North Dakota’s caucus results were not binding, but party officials maintain that the slate of delegates to the national convention would reflect the caucus vote.
But Paul and Santorum supporters alleged the party’s recommended slate of nominated delegates disproportionately favored Romney supporters.
Former NDGOP Chairman Gary Emineth, who is in charge of Santorum’s campaign in North Dakota, said Romney supporters in the party establishment “hijacked” the process.
“This is not a fair election,” he said, chastising party officials.
A selection committee of the state party met Friday and chose a slate of 25 nominees among 101 people who applied for the chance to represent the NDGOP at the national convention.
The recommended nominees were mostly state officials and high-ranking party members, including Sen. John Hoeven, Rep. Rick Berg, first lady Betsy Dalrymple and Attorney General Wayne Stenehjem.
NDGOP National Committeewoman Sandy Boehler told delegates that’s by design.
The party’s nominees for the national delegate spots are chosen based on a weighted scale that heavily favors party-backers, donors and elected officials.

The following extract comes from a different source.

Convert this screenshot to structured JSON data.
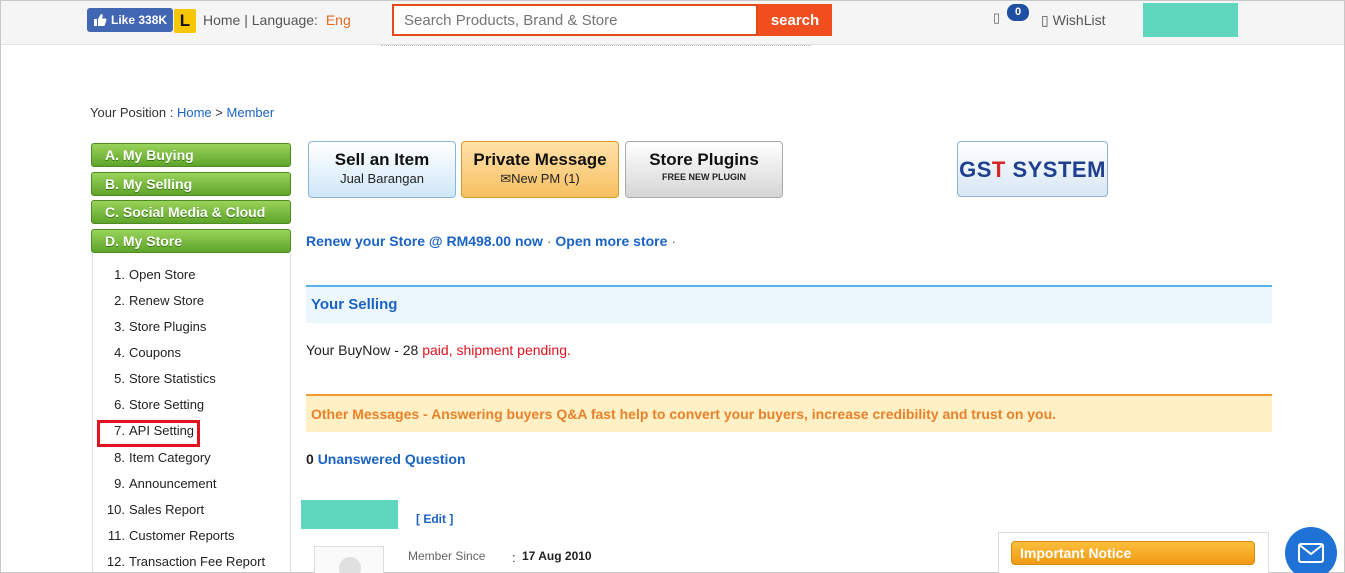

“You do want to reward the people that work tirelessly for the party,” she told the convention during the morning debate. “But I can tell you, we did not know who was for who.”
But many young delegates said that process inherently leaves them at a severe disadvantage to be chosen to go to the national convention.
Citing party rules, GOP officials pushed for a floor vote based on a pre-printed ballot of the selected 25 nominees.
Delegates were allowed to nominate others for consideration on the convention floor, but any of the new nominations could only be offered on the ballot as write-in candidates.
Feeling the scales were tipped to benefit the party’s recommended delegates, Paul and Santorum backers asked multiple times for a new ballot – one that would list all the nominees alphabetically, so no preference would be given to any one nominee.
Such objections repeatedly delayed the convention.
“Regardless of age, experience or monetary contributions, everyone has the right to have their vote count,” District 47 delegate Karen Erickstad said.
Chairman Stan Stein and other party leaders responded to the concerns, reiterating many times how they were following their own rules, the RNC’s rules and the rules of order for the convention.
Nonetheless, the debate grew hostile between Stein and others who wanted to move forward and the unwavering delegates who demanded a change in procedure, which Stein repeatedly denied.
After numerous rounds of voice votes and show-of-hand votes and more objections from upset delegates, the party moved forward with the written ballot they’d prepared.
Nonetheless, several delegates remained upset at how the process unfolded.
“This is unfair to the people who want to be (national) delegates, who otherwise would never have a chance,” District 2 delegate Palmer Keising said. “I don’t want to live in the Soviet Union, where things get done quickly that are unfair.”